In HAPPY BIRTHDAY CULT, Prince Rama explores birthday parties as a classic symbol of life’s ephemerality through an “edible retrospective” consisting of nine birthday cakes featuring photos from the nine exhibitions CULT presented over the course of its first year. These interactive social sculptures give a playful nod to the art market's nature of consumption and also act as an invitation to share rather than possess; each cake is sponsored by different CULT members but will be offered to all guests at the opening reception. For FOREVER, the gallery’s inner room will be transformed into a surreal karaoke bar, featuring videos by fictional ‘artists’ and ‘sponsors’ originally created for 2014’s THE WHITNEY BIENNIAL 2067, a multimedia survey of "contemporary art of the future." At CULT, these videos will be slowed down and pitch-shifted in the style of “chop and screw” in order to create an eerie sense of time warping, providing a hypnotic, multi-dimensional platform where visitors will be invited to explore the hidden depths of pop cultural idol worship–and sing along.

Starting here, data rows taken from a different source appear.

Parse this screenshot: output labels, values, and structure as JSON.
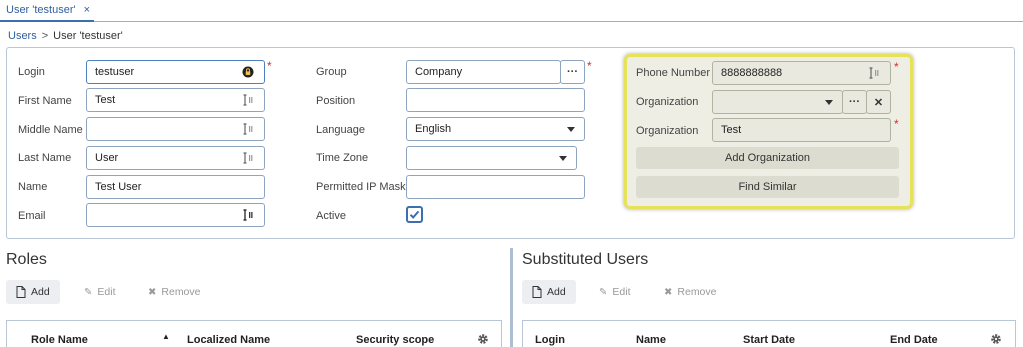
{
  "tab": {
    "title": "User 'testuser'",
    "close": "×"
  },
  "breadcrumb": {
    "parent": "Users",
    "separator": ">",
    "current": "User 'testuser'"
  },
  "form": {
    "login": {
      "label": "Login",
      "value": "testuser"
    },
    "first_name": {
      "label": "First Name",
      "value": "Test"
    },
    "middle_name": {
      "label": "Middle Name",
      "value": ""
    },
    "last_name": {
      "label": "Last Name",
      "value": "User"
    },
    "name": {
      "label": "Name",
      "value": "Test User"
    },
    "email": {
      "label": "Email",
      "value": ""
    },
    "group": {
      "label": "Group",
      "value": "Company",
      "picker": "···"
    },
    "position": {
      "label": "Position",
      "value": ""
    },
    "language": {
      "label": "Language",
      "value": "English"
    },
    "time_zone": {
      "label": "Time Zone",
      "value": ""
    },
    "permitted_ip": {
      "label": "Permitted IP Mask",
      "value": ""
    },
    "active": {
      "label": "Active",
      "checked": true
    },
    "required_mark": "*"
  },
  "panel": {
    "phone": {
      "label": "Phone Number",
      "value": "8888888888"
    },
    "organization_select": {
      "label": "Organization",
      "value": "",
      "picker": "···",
      "clear": "✕"
    },
    "organization_text": {
      "label": "Organization",
      "value": "Test"
    },
    "add_org_button": "Add Organization",
    "find_similar_button": "Find Similar"
  },
  "roles": {
    "title": "Roles",
    "add": "Add",
    "edit": "Edit",
    "remove": "Remove",
    "columns": [
      "Role Name",
      "Localized Name",
      "Security scope"
    ],
    "sort_indicator": "▲"
  },
  "substituted": {
    "title": "Substituted Users",
    "add": "Add",
    "edit": "Edit",
    "remove": "Remove",
    "columns": [
      "Login",
      "Name",
      "Start Date",
      "End Date"
    ]
  },
  "colors": {
    "accent": "#3b6fb0",
    "required": "#d32f2f",
    "highlight_border": "#e6e35a",
    "panel_bg": "#eeeee4"
  },
  "icons": {
    "lock": "lock-icon",
    "text_cursor": "text-cursor-icon",
    "gear": "gear-icon",
    "file": "file-icon",
    "pencil": "pencil-icon",
    "cross": "cross-icon"
  }
}
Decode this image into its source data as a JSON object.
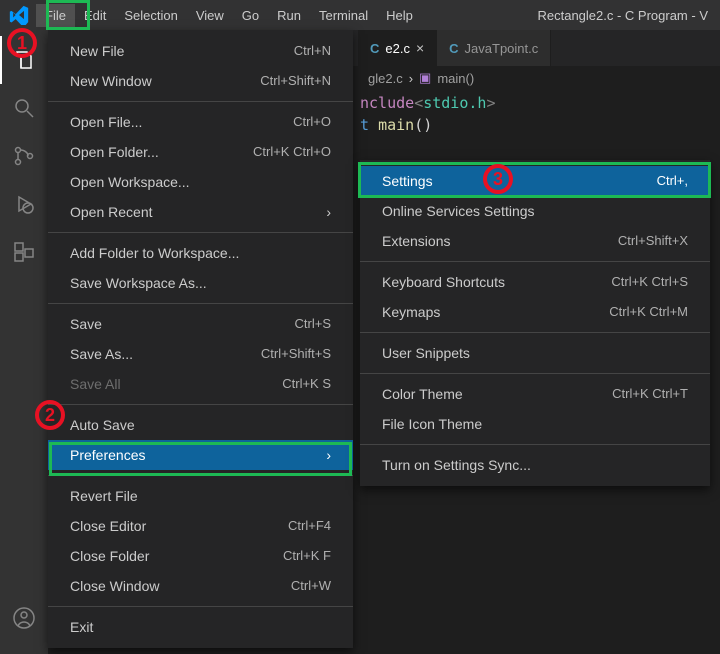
{
  "title": "Rectangle2.c - C Program - V",
  "menubar": [
    "File",
    "Edit",
    "Selection",
    "View",
    "Go",
    "Run",
    "Terminal",
    "Help"
  ],
  "tabs": [
    {
      "label": "e2.c",
      "active": true
    },
    {
      "label": "JavaTpoint.c",
      "active": false
    }
  ],
  "breadcrumb": {
    "file": "gle2.c",
    "symbol": "main()"
  },
  "code": {
    "inc_kw": "nclude",
    "inc_open": "<",
    "inc_lib": "stdio.h",
    "inc_close": ">",
    "ret": "t",
    "fn": "main",
    "paren": "()"
  },
  "file_menu": [
    {
      "label": "New File",
      "sc": "Ctrl+N"
    },
    {
      "label": "New Window",
      "sc": "Ctrl+Shift+N"
    },
    {
      "sep": true
    },
    {
      "label": "Open File...",
      "sc": "Ctrl+O"
    },
    {
      "label": "Open Folder...",
      "sc": "Ctrl+K Ctrl+O"
    },
    {
      "label": "Open Workspace..."
    },
    {
      "label": "Open Recent",
      "sub": true
    },
    {
      "sep": true
    },
    {
      "label": "Add Folder to Workspace..."
    },
    {
      "label": "Save Workspace As..."
    },
    {
      "sep": true
    },
    {
      "label": "Save",
      "sc": "Ctrl+S"
    },
    {
      "label": "Save As...",
      "sc": "Ctrl+Shift+S"
    },
    {
      "label": "Save All",
      "sc": "Ctrl+K S",
      "disabled": true
    },
    {
      "sep": true
    },
    {
      "label": "Auto Save"
    },
    {
      "label": "Preferences",
      "sub": true,
      "highlight": true
    },
    {
      "sep": true
    },
    {
      "label": "Revert File"
    },
    {
      "label": "Close Editor",
      "sc": "Ctrl+F4"
    },
    {
      "label": "Close Folder",
      "sc": "Ctrl+K F"
    },
    {
      "label": "Close Window",
      "sc": "Ctrl+W"
    },
    {
      "sep": true
    },
    {
      "label": "Exit"
    }
  ],
  "pref_menu": [
    {
      "label": "Settings",
      "sc": "Ctrl+,",
      "highlight": true
    },
    {
      "label": "Online Services Settings"
    },
    {
      "label": "Extensions",
      "sc": "Ctrl+Shift+X"
    },
    {
      "sep": true
    },
    {
      "label": "Keyboard Shortcuts",
      "sc": "Ctrl+K Ctrl+S"
    },
    {
      "label": "Keymaps",
      "sc": "Ctrl+K Ctrl+M"
    },
    {
      "sep": true
    },
    {
      "label": "User Snippets"
    },
    {
      "sep": true
    },
    {
      "label": "Color Theme",
      "sc": "Ctrl+K Ctrl+T"
    },
    {
      "label": "File Icon Theme"
    },
    {
      "sep": true
    },
    {
      "label": "Turn on Settings Sync..."
    }
  ],
  "annotations": {
    "a1": "1",
    "a2": "2",
    "a3": "3"
  }
}
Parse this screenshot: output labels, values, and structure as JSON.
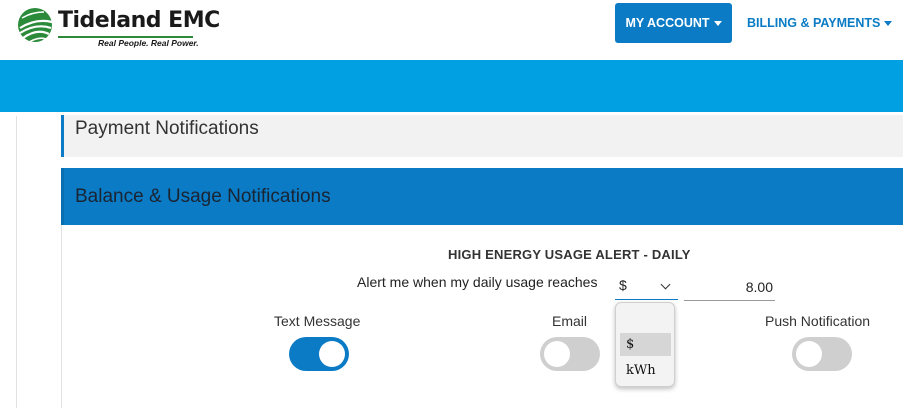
{
  "header": {
    "logo": {
      "name": "Tideland EMC",
      "tagline": "Real People. Real Power."
    },
    "nav": [
      {
        "label": "MY ACCOUNT",
        "active": true
      },
      {
        "label": "BILLING & PAYMENTS",
        "active": false
      }
    ]
  },
  "panels": {
    "payment_notifications": "Payment Notifications",
    "balance_usage_notifications": "Balance & Usage Notifications"
  },
  "alert": {
    "title": "HIGH ENERGY USAGE ALERT - DAILY",
    "label": "Alert me when my daily usage reaches",
    "unit_selected": "$",
    "amount": "8.00",
    "unit_options": [
      "$",
      "kWh"
    ]
  },
  "channels": [
    {
      "label": "Text Message",
      "enabled": true
    },
    {
      "label": "Email",
      "enabled": false
    },
    {
      "label": "Push Notification",
      "enabled": false
    }
  ],
  "colors": {
    "primary": "#0a7bc4",
    "band": "#00a0e3",
    "toggle_off": "#cfcfcf",
    "brand_green": "#2c8b3a"
  }
}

For the pseudo-compilation album and limited-edition photographic series TOP TEN HITS OF THE END OF THE WORLD, Prince Rama invented a narrative around ten different pop bands that died during an imagined future apocalypse, channeling their ghosts to perform various songs. The work explores pop music’s relationship to memory, nostalgia, and the spirit world, filtering sound and aesthetics through the lens of a post-apocalyptic future looking back at the wonders of its sonic legacy. It incorporates influences as disparate as cosmic disco, motorcycle rock, new-wave, grunge, tribal goth, Arabic pop, and ghost-modern glam. At CULT, Prince Rama will present a selection of songs and photos by the deceased bands, presented as if they were transmissions received from the afterlife. The installation THE EMPIRE NEVER ENDED was inspired by science fiction writer Philip K. Dick's book VALIS, in which the protagonist, Horselover Fat, envisions the landscape of southern California as a holographic projection superimposed over ancient Rome. Here, that scenario is reversed, revealing commonalities between the two societies in terms of wealth, ersatz spirituality, and aesthetic decadence.
ABOUT PRINCE RAMA
Prince Rama is sisters Taraka and Nimai Larson, who are currently based in Brooklyn, New York. They have lived in ashrams, worked for utopian architects, written manifestos, delivered lectures amidst pools of fake blood, and conducted group exorcisms disguised as VHS workouts. Their often unpredictable live shows incorporate elements of psychedelic ceremony, performance art, and dancefloor initiation rites. Discovered by Animal Collective’s Avey Tare in a Texas dive bar in 2010, they signed to the independent record label Paw Tracks shortly thereafter, and have since released six albums and toured on four continents. Prince Rama’s art has been exhibited internationally at the Whitney Museum of Art in New York, the Indianapolis Museum of Contemporary Art, and the MoMA PS1 VW Dome.